5.2 A Lei da Ficha Limpa

            A Lei da Ficha Limpa é uma Lei complementar de nº 135 de 2010. Iniciou-se com a iniciativa popular do juiz Márlon Reis com mais de 1,3 milhões de assinaturas.

            Essencialmente, a Lei da Ficha limpa visa aumentar a idoneidade e probidade dos candidatos, vez que, torna-se inelegível, por oito anos, o candidato que for condenado em decisão colegiada por crimes contra a administração pública, o sistema financeiro, ilícitos eleitorais, de abuso de autoridade, lavagem de dinheiro, trafico de drogas, tortura, racismo, trabalho escravo ou formação de quadrilha.

            A Emenda à Lei das Condições de Inelegibilidade ou ainda Lei Complementar nº 64 de 1990 ainda é severa, no que concerne aos abusos cometidos por muitos parlamentares, ao passo que, não adianta o candidato renunciar para evitar a cassação, mesmo que ainda exista a possibilidade de recursos.

            Válida a partir das eleições de 2012, a Lei da Ficha Limpa trouxe a critica da suposta violação ao principio da inocência, vez que não há necessidade do transito em julgado para o afastamento do candidato e condenação pode ser dada por órgão de classe, como Tribunal de Contas, dentre outros.

            Nesse ponto, traz-se à colação as lições de Almeida (2012, p. 11)

[...]  têm-se uma das principais diferenças entre o processo eleitoral e o processo penal: a tutela do bem jurídico. No primeiro vislumbramos natureza coletiva, enquanto o segundo possui natureza individual. O princípio da presunção da inocência não deveria ser aplicado à Lei “Ficha Limpa” tendo em vista que a inelegibilidade, destacada pela lei complementar, não pode ser considerada uma pena e o mandado não deve ser tratado como bem individual. Pelo contrário, a Lei tutela o interesse de toda a sociedade, o bem público, comum e coletivo.
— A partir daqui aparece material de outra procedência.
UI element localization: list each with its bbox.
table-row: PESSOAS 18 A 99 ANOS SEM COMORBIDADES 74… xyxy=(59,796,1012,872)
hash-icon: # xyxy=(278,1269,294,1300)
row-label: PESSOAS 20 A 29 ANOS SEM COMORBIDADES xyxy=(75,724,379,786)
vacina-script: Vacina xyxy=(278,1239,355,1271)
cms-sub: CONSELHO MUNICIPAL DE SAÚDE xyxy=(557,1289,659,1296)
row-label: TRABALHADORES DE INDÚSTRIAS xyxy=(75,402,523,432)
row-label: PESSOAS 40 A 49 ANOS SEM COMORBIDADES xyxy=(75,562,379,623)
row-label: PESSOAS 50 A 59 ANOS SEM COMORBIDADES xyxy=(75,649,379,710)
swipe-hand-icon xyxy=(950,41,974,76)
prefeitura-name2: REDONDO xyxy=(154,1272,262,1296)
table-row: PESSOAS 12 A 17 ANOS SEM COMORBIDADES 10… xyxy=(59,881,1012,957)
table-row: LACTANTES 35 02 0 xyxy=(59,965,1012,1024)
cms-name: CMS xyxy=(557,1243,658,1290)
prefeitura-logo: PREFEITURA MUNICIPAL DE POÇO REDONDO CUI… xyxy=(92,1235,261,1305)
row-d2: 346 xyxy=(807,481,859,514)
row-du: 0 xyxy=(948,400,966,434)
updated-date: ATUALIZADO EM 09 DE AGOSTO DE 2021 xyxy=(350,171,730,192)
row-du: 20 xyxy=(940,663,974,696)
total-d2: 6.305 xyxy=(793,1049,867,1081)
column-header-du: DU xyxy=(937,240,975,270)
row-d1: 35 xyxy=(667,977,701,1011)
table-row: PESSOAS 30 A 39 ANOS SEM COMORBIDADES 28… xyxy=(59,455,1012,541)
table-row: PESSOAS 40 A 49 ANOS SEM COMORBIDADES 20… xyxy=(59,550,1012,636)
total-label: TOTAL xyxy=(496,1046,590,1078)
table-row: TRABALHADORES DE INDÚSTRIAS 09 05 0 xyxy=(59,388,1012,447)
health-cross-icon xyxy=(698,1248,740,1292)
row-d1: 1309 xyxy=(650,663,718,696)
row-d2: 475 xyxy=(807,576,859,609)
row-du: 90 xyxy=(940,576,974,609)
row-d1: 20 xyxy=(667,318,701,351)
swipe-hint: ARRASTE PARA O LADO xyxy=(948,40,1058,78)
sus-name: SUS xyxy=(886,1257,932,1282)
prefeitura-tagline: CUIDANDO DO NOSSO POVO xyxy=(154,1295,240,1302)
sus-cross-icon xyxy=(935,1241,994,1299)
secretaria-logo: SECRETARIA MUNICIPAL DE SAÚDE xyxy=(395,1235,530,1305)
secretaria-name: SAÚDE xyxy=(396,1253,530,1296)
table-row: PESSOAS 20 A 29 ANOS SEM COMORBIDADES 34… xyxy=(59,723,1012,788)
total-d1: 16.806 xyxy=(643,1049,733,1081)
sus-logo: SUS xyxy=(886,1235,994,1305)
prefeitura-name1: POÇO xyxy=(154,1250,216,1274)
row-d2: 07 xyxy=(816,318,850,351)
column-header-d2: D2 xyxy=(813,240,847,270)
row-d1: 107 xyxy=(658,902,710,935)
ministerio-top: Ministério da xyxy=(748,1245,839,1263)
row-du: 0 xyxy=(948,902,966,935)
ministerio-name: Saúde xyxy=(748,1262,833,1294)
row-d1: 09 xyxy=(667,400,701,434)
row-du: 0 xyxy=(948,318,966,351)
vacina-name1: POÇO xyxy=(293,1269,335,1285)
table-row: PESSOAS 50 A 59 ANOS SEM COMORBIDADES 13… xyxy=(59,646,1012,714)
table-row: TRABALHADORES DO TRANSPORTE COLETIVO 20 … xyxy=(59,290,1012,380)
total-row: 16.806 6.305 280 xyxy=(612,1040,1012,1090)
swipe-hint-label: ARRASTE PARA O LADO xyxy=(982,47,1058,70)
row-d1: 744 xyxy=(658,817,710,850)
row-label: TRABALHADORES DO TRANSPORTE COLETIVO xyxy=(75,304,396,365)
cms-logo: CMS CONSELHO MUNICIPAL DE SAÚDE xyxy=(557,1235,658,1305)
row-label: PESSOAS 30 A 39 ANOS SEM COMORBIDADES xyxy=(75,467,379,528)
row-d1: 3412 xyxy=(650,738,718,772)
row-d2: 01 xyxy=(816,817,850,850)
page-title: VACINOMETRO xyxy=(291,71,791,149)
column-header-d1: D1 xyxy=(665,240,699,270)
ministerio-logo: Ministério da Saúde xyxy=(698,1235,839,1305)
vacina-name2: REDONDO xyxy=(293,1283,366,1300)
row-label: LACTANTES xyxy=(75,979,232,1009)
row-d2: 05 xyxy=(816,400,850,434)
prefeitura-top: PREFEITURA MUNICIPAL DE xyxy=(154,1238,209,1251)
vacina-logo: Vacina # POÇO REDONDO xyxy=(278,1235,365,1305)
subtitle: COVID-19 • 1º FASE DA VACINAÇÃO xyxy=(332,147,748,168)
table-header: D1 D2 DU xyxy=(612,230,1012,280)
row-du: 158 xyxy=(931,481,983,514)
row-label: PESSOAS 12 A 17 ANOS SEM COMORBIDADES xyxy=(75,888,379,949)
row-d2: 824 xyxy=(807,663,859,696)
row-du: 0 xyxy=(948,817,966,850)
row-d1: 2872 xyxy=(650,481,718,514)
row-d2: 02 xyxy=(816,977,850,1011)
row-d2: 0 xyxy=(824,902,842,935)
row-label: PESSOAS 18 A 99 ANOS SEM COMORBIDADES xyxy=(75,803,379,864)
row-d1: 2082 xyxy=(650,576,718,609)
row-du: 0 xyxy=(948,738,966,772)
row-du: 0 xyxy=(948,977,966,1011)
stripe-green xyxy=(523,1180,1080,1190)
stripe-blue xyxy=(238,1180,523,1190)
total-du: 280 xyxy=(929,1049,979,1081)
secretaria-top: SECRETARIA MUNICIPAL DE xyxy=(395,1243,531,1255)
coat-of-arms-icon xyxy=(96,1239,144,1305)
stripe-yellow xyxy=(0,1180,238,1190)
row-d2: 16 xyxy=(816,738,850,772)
Foi desse modo que entendeu o Tribunal Superior Eleitoral no RO 499541, antes mesmo da decisão do Supremo Tribunal Federal (STF) em prol da validade da lei: AGRAVO REGIMENTAL. RECURSO ORDINÁRIO. ELEIÇÕES 2010. DEPUTADO ESTADUAL. CONDENAÇÃO POR IMPROBIDADE ADMINISTRATIVA PROFERIDA POR ÓRGÃO COLEGIADO. ART. 1º, I, l, DA LC Nº 64/90, COM REDAÇÃO DA LC Nº 135/2010. CONSTITUCIONALIDADE. INELEGIBILIDADE NÃO CONSTITUI PENA. INOVAÇÃO DAS TESES RECURSAIS. NÃO PROVIMENTO. 1. [...]. 2. A inelegibilidade não constitui pena, mas sim requisito a ser aferido pela Justiça Eleitoral no momento do pedido de registro de candidatura. Precedente. Como consequência de tal premissa, não se aplicam à inelegibilidade os princípios constitucionais atinentes à eficácia da lei penal no tempo, tampouco ocorre antecipação da sanção de suspensão dos direitos políticos, prevista para a condenação com trânsito em julgado pela prática de ato de improbidade administrativa. Precedente. 3. Agravo regimental não provido. (sem o grifo no original). [...] 
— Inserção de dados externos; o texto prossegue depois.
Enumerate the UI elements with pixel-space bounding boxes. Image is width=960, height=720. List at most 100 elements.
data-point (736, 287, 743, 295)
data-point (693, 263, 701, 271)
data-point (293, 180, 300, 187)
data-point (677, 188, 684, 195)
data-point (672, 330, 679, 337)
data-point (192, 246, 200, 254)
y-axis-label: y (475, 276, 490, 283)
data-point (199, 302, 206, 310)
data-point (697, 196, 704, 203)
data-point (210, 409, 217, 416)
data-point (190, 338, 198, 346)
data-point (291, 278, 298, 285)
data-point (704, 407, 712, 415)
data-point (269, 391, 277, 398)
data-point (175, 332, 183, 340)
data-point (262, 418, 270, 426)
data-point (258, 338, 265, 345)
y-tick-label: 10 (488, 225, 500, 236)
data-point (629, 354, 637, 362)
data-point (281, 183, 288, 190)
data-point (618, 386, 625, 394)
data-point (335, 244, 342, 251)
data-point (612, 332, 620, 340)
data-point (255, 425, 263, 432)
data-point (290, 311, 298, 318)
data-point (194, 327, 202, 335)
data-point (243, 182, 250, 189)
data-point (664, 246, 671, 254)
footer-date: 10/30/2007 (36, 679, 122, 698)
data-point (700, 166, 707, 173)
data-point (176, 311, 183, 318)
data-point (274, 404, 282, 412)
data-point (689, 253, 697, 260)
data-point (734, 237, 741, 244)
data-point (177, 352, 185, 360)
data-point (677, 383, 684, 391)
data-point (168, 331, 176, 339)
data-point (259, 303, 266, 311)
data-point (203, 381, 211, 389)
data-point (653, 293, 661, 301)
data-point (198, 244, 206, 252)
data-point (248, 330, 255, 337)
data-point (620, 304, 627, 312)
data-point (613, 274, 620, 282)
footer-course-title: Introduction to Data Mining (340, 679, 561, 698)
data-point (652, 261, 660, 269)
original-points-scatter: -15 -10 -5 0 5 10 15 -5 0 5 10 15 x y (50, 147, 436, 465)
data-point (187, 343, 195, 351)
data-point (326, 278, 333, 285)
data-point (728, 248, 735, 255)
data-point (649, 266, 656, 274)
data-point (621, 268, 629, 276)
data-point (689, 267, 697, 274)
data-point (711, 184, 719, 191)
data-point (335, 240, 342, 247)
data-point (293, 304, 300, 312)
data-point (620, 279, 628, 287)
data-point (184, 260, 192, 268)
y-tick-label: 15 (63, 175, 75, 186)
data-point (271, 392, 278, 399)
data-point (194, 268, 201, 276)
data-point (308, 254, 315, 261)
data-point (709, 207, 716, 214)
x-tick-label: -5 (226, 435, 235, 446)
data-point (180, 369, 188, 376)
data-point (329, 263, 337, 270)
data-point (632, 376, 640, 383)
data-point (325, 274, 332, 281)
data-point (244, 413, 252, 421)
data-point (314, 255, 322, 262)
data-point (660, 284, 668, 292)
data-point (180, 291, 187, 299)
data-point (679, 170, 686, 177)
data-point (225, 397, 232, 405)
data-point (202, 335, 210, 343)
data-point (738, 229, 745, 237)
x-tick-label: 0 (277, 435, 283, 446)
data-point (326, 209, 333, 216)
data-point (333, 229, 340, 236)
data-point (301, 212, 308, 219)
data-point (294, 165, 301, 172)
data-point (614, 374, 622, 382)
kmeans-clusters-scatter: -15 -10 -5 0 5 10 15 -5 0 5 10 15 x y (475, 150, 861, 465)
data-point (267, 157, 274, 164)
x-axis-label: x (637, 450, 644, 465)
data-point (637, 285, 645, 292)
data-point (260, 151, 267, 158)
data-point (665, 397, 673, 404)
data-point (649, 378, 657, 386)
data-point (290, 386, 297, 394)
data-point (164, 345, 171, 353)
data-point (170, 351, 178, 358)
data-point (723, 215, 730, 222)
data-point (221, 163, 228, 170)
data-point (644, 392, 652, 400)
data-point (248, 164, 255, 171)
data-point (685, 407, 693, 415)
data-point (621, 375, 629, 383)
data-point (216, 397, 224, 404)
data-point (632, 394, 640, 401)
            Posição contrária aos argumentos da violação do Principio da Presunção de Inocência, encontra respaldo nas lições de Monsoldo (2010, p. 04)):

Entende-se que, há muito tempo, políticos desonestos utilizam o Princípio da Presunção da Inocência como escudo para seus atos ilícitos e imorais. Assim, a lei surge como proteção à verdadeira moralidade política. É inquestionável que a vida pregressa do candidato demonstra seus verdadeiros intuitos. Ainda, é salutar observar que nenhum direito, mesmo fundamental, é absoluto, pois a realidade é mutante, como também, nenhuma liberdade pública é absoluta. O princípio do Coletivo se sobrepõe ao interesse individual, pois neste caso em análise, os objetivos são as defesas da sociedade e da moralização dos cargos coletivos. [...]
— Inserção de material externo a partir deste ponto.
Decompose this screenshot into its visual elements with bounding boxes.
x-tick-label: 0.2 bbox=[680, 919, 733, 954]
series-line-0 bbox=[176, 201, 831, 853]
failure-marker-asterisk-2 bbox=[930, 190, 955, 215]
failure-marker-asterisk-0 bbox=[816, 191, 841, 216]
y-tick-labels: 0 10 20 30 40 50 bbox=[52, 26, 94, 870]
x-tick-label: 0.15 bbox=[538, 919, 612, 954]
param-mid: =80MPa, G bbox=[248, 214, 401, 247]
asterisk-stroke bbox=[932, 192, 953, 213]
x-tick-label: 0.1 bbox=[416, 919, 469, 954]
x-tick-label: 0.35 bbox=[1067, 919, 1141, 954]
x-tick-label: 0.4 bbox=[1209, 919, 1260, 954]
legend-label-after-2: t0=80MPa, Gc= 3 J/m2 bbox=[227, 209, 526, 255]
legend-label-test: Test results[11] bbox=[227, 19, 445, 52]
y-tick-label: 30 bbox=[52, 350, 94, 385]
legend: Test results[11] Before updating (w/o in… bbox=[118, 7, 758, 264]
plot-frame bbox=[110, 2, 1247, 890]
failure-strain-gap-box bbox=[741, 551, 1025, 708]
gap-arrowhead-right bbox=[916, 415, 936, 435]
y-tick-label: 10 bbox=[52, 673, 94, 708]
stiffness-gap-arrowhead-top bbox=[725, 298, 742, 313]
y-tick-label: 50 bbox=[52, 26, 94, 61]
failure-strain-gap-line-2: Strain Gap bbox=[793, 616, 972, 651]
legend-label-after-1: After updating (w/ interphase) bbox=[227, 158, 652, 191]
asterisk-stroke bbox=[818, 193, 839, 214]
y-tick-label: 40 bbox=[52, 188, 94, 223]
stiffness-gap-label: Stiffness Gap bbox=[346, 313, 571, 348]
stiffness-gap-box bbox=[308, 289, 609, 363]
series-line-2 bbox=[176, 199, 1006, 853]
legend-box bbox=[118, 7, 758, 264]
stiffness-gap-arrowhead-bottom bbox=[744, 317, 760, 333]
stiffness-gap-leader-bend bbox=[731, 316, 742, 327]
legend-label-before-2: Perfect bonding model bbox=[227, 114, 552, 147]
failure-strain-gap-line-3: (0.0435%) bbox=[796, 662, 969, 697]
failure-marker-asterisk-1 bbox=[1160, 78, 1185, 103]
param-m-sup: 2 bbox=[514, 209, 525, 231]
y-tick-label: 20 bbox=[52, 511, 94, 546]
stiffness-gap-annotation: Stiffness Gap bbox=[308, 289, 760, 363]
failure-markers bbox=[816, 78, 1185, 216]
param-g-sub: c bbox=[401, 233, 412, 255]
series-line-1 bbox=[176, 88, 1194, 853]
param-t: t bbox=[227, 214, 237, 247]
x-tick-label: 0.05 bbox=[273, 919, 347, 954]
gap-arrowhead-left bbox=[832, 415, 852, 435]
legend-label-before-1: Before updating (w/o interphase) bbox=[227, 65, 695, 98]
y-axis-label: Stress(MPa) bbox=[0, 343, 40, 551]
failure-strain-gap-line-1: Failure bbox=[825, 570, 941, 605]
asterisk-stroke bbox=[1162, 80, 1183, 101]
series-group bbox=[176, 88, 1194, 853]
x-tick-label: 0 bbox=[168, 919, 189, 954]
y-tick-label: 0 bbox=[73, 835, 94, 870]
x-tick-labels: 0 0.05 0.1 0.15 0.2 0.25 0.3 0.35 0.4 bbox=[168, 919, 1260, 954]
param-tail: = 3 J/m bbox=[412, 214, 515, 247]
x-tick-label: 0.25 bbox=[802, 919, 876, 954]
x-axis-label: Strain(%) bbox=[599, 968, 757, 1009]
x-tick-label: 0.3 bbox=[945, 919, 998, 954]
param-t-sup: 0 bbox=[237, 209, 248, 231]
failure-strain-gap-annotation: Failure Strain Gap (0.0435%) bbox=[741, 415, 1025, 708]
            LEWANDOWSKI citado por Almeida (2012, p. 15):

[...] a presunção ao qual se refere o art. 5º, LVII da CF não se aplica à legislação eleitoral, afinal o indivíduo não está sendo considerado culpado de nada, apenas não está preenchendo requisitos necessários ao exercício do cargo eletivo, já que a finalidade é a proteção da probidade administrativa, de valor imensurável perto da limitação sofrida por cidadãos individualmente considerados.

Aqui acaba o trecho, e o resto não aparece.